The fortifications consist of two castles joined by a crenellated curtain wall. Within the complex, amongst other buildings, are two churches. The older Church of the Virgin. It dates from the first half of the 17th century. The larger Church of the Assumption, built in 1689. It is a central dome style structure with richly decorated facades, including a carved north entrance and a carved grapevine cross on the south facade. It also contains the remains of a number of frescoes, most of which were destroyed by the fire in the 18th century. The fortress remained in use until the beginning of the 19th century. In 2007, the complex has been on the tentative list for inclusion into the UNESCO World Heritage Site program.

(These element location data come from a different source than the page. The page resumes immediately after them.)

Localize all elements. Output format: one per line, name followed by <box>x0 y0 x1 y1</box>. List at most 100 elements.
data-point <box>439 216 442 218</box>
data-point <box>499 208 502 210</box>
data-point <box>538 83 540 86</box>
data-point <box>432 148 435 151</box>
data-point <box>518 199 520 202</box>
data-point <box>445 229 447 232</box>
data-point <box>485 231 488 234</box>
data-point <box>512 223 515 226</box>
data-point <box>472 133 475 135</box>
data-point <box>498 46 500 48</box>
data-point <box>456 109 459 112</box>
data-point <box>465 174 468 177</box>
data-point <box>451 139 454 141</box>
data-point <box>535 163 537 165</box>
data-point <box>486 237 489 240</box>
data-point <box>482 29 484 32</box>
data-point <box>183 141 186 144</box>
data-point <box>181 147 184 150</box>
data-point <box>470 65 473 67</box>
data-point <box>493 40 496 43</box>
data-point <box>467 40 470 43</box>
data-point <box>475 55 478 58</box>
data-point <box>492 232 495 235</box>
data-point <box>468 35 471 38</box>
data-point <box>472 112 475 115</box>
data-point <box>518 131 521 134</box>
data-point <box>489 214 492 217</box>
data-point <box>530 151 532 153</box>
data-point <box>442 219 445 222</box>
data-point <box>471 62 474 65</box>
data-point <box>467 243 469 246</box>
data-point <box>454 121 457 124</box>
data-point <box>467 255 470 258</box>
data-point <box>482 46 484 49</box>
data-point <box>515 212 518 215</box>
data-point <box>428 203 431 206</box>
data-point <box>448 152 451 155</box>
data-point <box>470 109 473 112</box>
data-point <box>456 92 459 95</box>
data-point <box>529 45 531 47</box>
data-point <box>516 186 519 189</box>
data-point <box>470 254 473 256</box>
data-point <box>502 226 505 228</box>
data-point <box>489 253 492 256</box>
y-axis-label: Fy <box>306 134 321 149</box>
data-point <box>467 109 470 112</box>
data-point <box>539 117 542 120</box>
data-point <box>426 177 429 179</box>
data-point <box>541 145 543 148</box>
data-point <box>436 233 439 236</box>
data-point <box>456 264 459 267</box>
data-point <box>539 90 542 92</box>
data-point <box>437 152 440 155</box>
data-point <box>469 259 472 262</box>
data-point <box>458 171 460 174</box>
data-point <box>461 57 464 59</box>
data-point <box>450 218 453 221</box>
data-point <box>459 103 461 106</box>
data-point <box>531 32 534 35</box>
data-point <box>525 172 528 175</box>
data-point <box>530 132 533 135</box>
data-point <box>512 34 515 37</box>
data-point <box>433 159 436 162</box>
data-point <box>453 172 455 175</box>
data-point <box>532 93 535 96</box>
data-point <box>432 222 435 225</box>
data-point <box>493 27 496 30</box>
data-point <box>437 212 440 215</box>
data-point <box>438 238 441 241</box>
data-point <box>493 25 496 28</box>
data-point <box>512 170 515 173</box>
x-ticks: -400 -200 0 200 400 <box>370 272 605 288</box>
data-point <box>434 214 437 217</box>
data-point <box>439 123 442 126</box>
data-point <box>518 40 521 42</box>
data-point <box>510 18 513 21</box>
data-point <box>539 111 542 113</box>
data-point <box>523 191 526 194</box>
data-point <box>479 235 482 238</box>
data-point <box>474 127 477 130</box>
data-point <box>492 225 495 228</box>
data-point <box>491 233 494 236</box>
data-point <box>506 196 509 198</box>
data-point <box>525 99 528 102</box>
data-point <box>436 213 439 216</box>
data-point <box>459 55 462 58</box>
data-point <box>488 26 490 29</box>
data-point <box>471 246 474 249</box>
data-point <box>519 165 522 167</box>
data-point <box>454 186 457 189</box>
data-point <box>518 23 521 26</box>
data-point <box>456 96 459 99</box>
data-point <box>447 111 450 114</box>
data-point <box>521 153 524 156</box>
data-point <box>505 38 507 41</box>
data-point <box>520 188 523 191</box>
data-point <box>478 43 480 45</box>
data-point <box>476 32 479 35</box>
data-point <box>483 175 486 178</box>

The church is situated at an elevation of 2170 meters, under Mount Kazbegi. The Gergeti Trinity Church was built in the 14th century, and is the only cross-cupola church in Khevi province. The separate belltower dates from the same period as the church itself. Its isolated location on top of a steep mountain surrounded by the vastness of nature has made it a symbol for Georgia. The church is now an active establishment of the Georgian Orthodox and Apostolic Church. The place is a popular way point for trekkers in the area, and can be reached by a steep 3 hour climb up the mountain, or around 30 minutes by jeep up a rough mountain trail.
The Dariali Gorge is the gorge on the border between Russia and Georgia. It is at the east base of Mount Kazbek, pierced by the river Terek for a distance of 8 miles between vertical walls of rock (1800 m/5900 ft) and is located south of present-day Vladikavkaz. The Darial Pass was historically important as one of only two crossing of the Caucasus mountain range, the other being the Derbent Pass, and has been long fortified — at least since 150 BC. Ruins of an ancient fortress are still visible. The pass served as a hub point for many roads connecting North and South Caucasus. and remained open for traffic for most of its existence.
The Georgian Military Road runs between Tbilisi and Vladikavkaz (Russia) and follows the traditional route used by invaders and traders throughout the ages. The road stretches some 208 kilometers through the Terek valley, crosses the Rocky Ridge in the Darial Gorge, past Mount Kazbek, and Gergeti Trinity Church, then leads through the canyon of the Baidarka River to the Jvari Pass, where it reaches an altitude of 2379 meters (7815 feet). It continues along the Tetri Aragvi River past the medieval fortress of Ananuri and Zemo Avchala, a hydroelectric dam and follows the right bank of the Kura (Mtkvari) River past the ancient town of Mtskheta to Tbilisi.